Colecção: Museu Nacional de Arte Antiga (n.º de inv.º 387 Mov)

Datação: 1490-1500

Proveniência: Convento do Salvador (Braga)

Local de Manufactura: Portugal (?)

Dimensões: 68 cm de comprimento × 148,5 cm de largura x 79,5 cm de altura

Peso: Desconhecido

Materiais: Madeira de carvalho, ferragens em ferro

Descrição: Grande arca em carvalho trabalhado, com uma fronte com quatro painéis decorados com padrão de linho pregueado. Este padrão repete-se em dois painéis deste estilo em cada lateral. A traseira da arca é lisa, assim como os montantes e a tampa. Perdeu-se infelizmente o escudete metálico da fechadura embutida.

Vista frontal da arca.

As arcas são as peças de mobiliário medieval mais ubíquas, versáteis e úteis, sem excepção. As casas abastadas possuíam dezenas de arcas diferentes, para vários tipo de uso; os mais desfavorecidos possuíriam quase certamente uma, se possuíssem mobília que fosse.

Na Idade Média, os baús serviam simultaneamente como armazenagem, como bagagem, e até mesmo como mesas, bancos, camas e apoios para os pés. Em alguns lares, não era invulgar para algumas arcas baixas mas longas – aparentemente chamadas almafreixes ou almofreixes em Português [1] – servirem de leito de dormir à noite, e local de armazenamento de roupas de cama, cobertores e vestuário durante o dia [2].

A forma como uma arca era concebida dizia muito sobre a sua finalidade. As arcas feitas para viajar encontravam-se normalmente desprovidas de pés (sapatas), tinham pouca decoração ou ferragens, e podiam ser cobertas de couro e apresentar tampas abobadadas para afastar a chuva dos interiores. Baús e arcas com sapatas, como esta, encontravam-se maioritariamente orientados para armazenamento, uma vez que mantinham os seus conteúdos afastado do chão sujo e de qualquer tipo de vermes. As suas tampas planas também os tornavam úteis para sentar ou outros fins, e as suas superfícies largas prestavam-se em muito à decoração e embelezamento. Este espécime em particular é bastante sóbrio, decorado com simples painéis talhados em ‘linho pregueado’, um padrão extremamente popular em mobiliário durante o último quarto do século XV e boa parte do século XVI.

Vista lateral da arca, mostrando os painéis laterais.

O tamanho e proveniência desta arca – um antigo mosteiro feminino – sugere que teria sido usada para guardar lençóis e toalhas, e provavelmente também algumas alfaias (objectos) litúrgicos. Era comum colocar ervas e flores no interior das arcas (como aliás o é ainda hoje), para manter roupas e tecidos com um cheiro agradável durante mais tempo.
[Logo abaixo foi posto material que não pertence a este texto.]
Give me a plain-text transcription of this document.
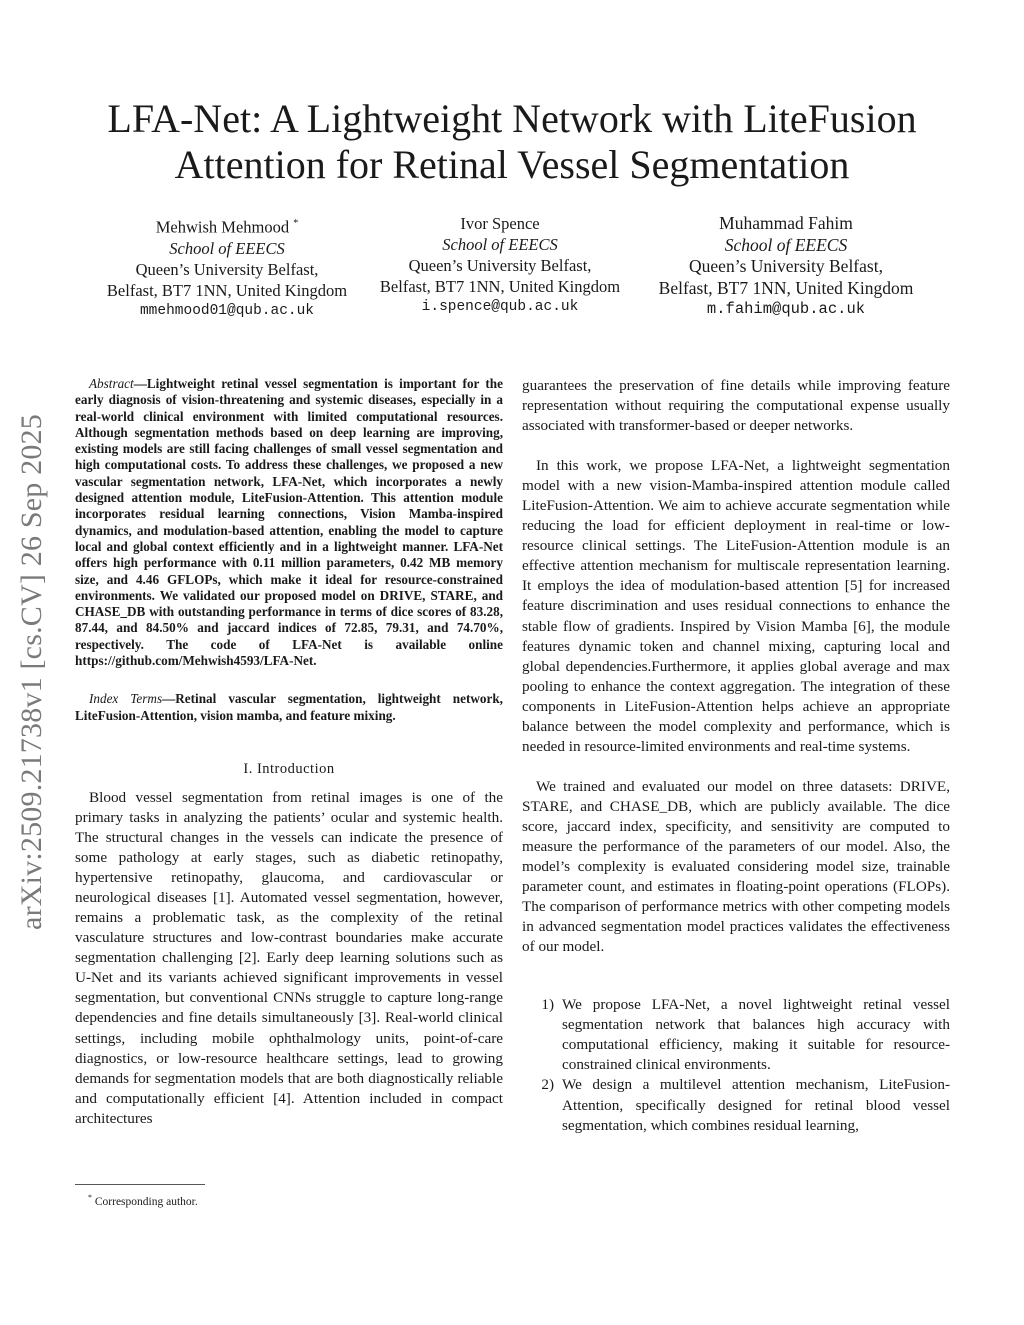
arXiv:2509.21738v1 [cs.CV] 26 Sep 2025
LFA-Net: A Lightweight Network with LiteFusion
Attention for Retinal Vessel Segmentation
Mehwish Mehmood *
School of EEECS
Queen’s University Belfast,
Belfast, BT7 1NN, United Kingdom
mmehmood01@qub.ac.uk
Ivor Spence
School of EEECS
Queen’s University Belfast,
Belfast, BT7 1NN, United Kingdom
i.spence@qub.ac.uk
Muhammad Fahim
School of EEECS
Queen’s University Belfast,
Belfast, BT7 1NN, United Kingdom
m.fahim@qub.ac.uk

Abstract—Lightweight retinal vessel segmentation is important for the early diagnosis of vision-threatening and systemic diseases, especially in a real-world clinical environment with limited computational resources. Although segmentation methods based on deep learning are improving, existing models are still facing challenges of small vessel segmentation and high computational costs. To address these challenges, we proposed a new vascular segmentation network, LFA-Net, which incorporates a newly designed attention module, LiteFusion-Attention. This attention module incorporates residual learning connections, Vision Mamba-inspired dynamics, and modulation-based attention, enabling the model to capture local and global context efficiently and in a lightweight manner. LFA-Net offers high performance with 0.11 million parameters, 0.42 MB memory size, and 4.46 GFLOPs, which make it ideal for resource-constrained environments. We validated our proposed model on DRIVE, STARE, and CHASE_DB with outstanding performance in terms of dice scores of 83.28, 87.44, and 84.50% and jaccard indices of 72.85, 79.31, and 74.70%, respectively. The code of LFA-Net is available online https://github.com/Mehwish4593/LFA-Net.

Index Terms—Retinal vascular segmentation, lightweight network, LiteFusion-Attention, vision mamba, and feature mixing.

I. Introduction

Blood vessel segmentation from retinal images is one of the primary tasks in analyzing the patients’ ocular and systemic health. The structural changes in the vessels can indicate the presence of some pathology at early stages, such as diabetic retinopathy, hypertensive retinopathy, glaucoma, and cardiovascular or neurological diseases [1]. Automated vessel segmentation, however, remains a problematic task, as the complexity of the retinal vasculature structures and low-contrast boundaries make accurate segmentation challenging [2]. Early deep learning solutions such as U-Net and its variants achieved significant improvements in vessel segmentation, but conventional CNNs struggle to capture long-range dependencies and fine details simultaneously [3]. Real-world clinical settings, including mobile ophthalmology units, point-of-care diagnostics, or low-resource healthcare settings, lead to growing demands for segmentation models that are both diagnostically reliable and computationally efficient [4]. Attention included in compact architectures

* Corresponding author.

guarantees the preservation of fine details while improving feature representation without requiring the computational expense usually associated with transformer-based or deeper networks.

In this work, we propose LFA-Net, a lightweight segmentation model with a new vision-Mamba-inspired attention module called LiteFusion-Attention. We aim to achieve accurate segmentation while reducing the load for efficient deployment in real-time or low-resource clinical settings. The LiteFusion-Attention module is an effective attention mechanism for multiscale representation learning. It employs the idea of modulation-based attention [5] for increased feature discrimination and uses residual connections to enhance the stable flow of gradients. Inspired by Vision Mamba [6], the module features dynamic token and channel mixing, capturing local and global dependencies.Furthermore, it applies global average and max pooling to enhance the context aggregation. The integration of these components in LiteFusion-Attention helps achieve an appropriate balance between the model complexity and performance, which is needed in resource-limited environments and real-time systems.

We trained and evaluated our model on three datasets: DRIVE, STARE, and CHASE_DB, which are publicly available. The dice score, jaccard index, specificity, and sensitivity are computed to measure the performance of the parameters of our model. Also, the model’s complexity is evaluated considering model size, trainable parameter count, and estimates in floating-point operations (FLOPs). The comparison of performance metrics with other competing models in advanced segmentation model practices validates the effectiveness of our model.

1) We propose LFA-Net, a novel lightweight retinal vessel segmentation network that balances high accuracy with computational efficiency, making it suitable for resource-constrained clinical environments.
2) We design a multilevel attention mechanism, LiteFusion-Attention, specifically designed for retinal blood vessel segmentation, which combines residual learning,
Quanto aos materiais de construção, o carvalho era o eterno favorito em toda a Europa, incluindo Portugal, devido à sua extrema durabilidade. Outras madeiras, como a madeira de nogueira, eram também frequentemente utilizadas para a fabricação de arcas, tal como madeira de pinho – em meados do século XV, o Arsenal Real de Lisboa tinha várias arcas de pinho para armazenar armas [3]. Não é particularmente surpreendente, considerando as grandes quantidades de pinho cortado do Pinhal de Leiria e dos bosques mais pequenos ao longo da costa atlântica.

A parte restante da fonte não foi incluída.